Your first summary is the historically accurate one. You could add:
First off, the heliocentric model had been proposed by Copernicus nearly a century earlier, and without controversy. It is estimated that roughly half of the clergy (who also happened to be the academic community at the time) already believed that the earth orbited the sun. What set Galileo's work apart was that he claimed to have proved the heliocentric model using the tides as evidence. That is the part with which the Pope disagreed. Of course, we now know that Galileo was wrong about his proof. It wasn't until advanced telescopes were invented in 1830 that science was actually able to prove the heliocentric model.
The Pope was also Galileo's patron, and was sponsoring the book. And when Galileo published the book, he openly mocked the Pope in it. The Pope, of course, overreacted in a big way, placing Galileo under house arrest and banning the book.

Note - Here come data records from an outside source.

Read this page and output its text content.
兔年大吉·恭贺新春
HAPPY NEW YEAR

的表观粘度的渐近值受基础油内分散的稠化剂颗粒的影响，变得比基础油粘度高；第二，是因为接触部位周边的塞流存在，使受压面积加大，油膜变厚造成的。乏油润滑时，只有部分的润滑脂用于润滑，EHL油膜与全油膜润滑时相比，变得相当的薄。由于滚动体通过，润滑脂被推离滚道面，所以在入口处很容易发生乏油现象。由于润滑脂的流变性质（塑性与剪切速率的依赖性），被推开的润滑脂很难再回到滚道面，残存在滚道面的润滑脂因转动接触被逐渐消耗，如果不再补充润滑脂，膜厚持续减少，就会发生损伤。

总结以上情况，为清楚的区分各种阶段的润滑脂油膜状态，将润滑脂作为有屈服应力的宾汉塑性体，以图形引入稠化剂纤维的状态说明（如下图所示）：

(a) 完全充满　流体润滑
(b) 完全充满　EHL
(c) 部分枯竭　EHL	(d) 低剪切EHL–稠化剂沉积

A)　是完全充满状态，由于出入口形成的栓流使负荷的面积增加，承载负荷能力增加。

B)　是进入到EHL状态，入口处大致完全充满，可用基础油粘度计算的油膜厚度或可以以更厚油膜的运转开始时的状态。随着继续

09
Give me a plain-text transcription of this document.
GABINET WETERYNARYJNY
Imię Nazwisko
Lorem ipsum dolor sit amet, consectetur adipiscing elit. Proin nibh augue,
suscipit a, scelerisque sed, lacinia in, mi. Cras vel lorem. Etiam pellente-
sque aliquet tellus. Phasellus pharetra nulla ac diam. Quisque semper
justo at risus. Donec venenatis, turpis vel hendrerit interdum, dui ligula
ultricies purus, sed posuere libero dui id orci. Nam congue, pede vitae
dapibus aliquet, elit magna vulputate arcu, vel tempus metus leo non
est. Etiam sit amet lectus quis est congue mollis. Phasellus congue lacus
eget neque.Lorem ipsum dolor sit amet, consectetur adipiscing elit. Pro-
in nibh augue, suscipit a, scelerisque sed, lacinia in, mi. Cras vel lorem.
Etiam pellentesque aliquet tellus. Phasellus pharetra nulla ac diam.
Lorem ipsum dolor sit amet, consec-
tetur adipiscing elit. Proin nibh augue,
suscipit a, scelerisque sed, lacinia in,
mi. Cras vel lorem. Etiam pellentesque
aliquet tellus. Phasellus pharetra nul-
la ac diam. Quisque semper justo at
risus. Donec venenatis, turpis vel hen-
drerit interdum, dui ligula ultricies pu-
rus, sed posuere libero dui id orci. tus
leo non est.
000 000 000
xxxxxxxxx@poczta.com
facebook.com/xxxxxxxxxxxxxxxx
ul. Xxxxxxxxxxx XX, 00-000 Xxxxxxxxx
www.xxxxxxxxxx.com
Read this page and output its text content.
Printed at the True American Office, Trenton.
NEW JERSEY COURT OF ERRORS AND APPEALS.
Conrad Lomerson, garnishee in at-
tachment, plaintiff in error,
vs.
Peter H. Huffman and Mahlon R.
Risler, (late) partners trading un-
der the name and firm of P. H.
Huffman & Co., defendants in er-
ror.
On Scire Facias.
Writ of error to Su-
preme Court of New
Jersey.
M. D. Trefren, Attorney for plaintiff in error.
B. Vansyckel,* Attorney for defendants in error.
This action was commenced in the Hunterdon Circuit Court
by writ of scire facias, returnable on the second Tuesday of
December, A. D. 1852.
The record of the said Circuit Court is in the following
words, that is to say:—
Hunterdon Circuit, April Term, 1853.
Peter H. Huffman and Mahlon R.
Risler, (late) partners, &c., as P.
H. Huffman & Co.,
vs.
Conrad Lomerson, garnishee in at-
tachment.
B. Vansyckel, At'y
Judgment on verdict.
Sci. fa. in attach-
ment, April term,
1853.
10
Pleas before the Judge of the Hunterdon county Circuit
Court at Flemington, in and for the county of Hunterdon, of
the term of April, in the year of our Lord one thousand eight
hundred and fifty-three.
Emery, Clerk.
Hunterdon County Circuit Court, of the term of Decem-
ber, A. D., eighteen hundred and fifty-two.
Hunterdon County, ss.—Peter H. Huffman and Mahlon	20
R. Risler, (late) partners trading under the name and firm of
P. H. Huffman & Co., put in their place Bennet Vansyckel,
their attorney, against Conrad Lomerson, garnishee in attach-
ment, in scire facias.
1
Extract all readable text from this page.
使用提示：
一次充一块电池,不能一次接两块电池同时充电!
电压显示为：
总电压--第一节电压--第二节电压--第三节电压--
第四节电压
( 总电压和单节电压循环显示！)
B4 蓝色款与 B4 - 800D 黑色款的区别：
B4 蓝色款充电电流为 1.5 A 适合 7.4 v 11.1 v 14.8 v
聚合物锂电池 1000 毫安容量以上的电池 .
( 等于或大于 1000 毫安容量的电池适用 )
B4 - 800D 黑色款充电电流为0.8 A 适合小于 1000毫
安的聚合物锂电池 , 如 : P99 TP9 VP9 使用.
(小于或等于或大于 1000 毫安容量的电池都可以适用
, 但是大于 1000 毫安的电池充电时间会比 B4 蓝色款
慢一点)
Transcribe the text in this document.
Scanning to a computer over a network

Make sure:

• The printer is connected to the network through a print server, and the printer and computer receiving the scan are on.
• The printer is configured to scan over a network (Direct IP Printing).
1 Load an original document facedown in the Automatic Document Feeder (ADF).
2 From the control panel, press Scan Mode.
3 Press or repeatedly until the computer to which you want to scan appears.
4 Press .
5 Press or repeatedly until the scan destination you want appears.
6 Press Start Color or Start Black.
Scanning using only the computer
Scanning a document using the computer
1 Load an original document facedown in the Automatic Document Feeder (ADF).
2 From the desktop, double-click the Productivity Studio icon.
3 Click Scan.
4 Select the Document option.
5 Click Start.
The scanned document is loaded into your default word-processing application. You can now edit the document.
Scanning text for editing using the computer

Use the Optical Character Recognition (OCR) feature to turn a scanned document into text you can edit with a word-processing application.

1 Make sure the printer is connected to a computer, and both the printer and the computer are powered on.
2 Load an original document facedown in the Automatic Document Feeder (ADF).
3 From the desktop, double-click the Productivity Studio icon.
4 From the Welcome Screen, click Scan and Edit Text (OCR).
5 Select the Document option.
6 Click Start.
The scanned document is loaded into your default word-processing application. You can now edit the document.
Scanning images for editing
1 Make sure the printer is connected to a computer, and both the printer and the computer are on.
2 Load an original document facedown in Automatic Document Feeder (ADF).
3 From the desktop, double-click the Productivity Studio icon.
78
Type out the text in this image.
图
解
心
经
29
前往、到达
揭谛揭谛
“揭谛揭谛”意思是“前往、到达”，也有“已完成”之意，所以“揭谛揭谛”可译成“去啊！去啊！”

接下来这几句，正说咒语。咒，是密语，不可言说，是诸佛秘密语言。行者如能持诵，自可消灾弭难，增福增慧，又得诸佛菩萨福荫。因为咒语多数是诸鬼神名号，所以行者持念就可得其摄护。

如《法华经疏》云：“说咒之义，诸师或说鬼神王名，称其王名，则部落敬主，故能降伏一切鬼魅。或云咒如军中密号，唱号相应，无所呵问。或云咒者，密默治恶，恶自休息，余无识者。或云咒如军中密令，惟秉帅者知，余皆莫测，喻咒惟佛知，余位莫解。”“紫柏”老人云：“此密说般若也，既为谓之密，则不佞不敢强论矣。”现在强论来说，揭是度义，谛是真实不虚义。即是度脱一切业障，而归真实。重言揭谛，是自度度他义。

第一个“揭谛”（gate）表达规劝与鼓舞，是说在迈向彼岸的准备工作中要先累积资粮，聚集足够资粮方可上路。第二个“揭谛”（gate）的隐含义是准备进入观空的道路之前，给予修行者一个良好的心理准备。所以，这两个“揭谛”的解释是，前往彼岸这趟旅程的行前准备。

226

At the time when Galileo's book was published, the Roman Catholic Church officially maintained that scientific proofs outweighed Christian doctrine (on the grounds that doctrine is more likely to be misunderstood). Science was granted an equal footing with doctrine, and statues of Plato and Aristotle (as the founders of western science) were added to the statues of the saints on the walls of many cathedrals. According to the Catholic view, all truth was God's truth.
Contrary to popular opinion, the Church, at that time, did not attempt to suppress dissenting views. In fact, in order to earn a doctorate degree, candidates were frequently required to construct a thesis against the accepted view.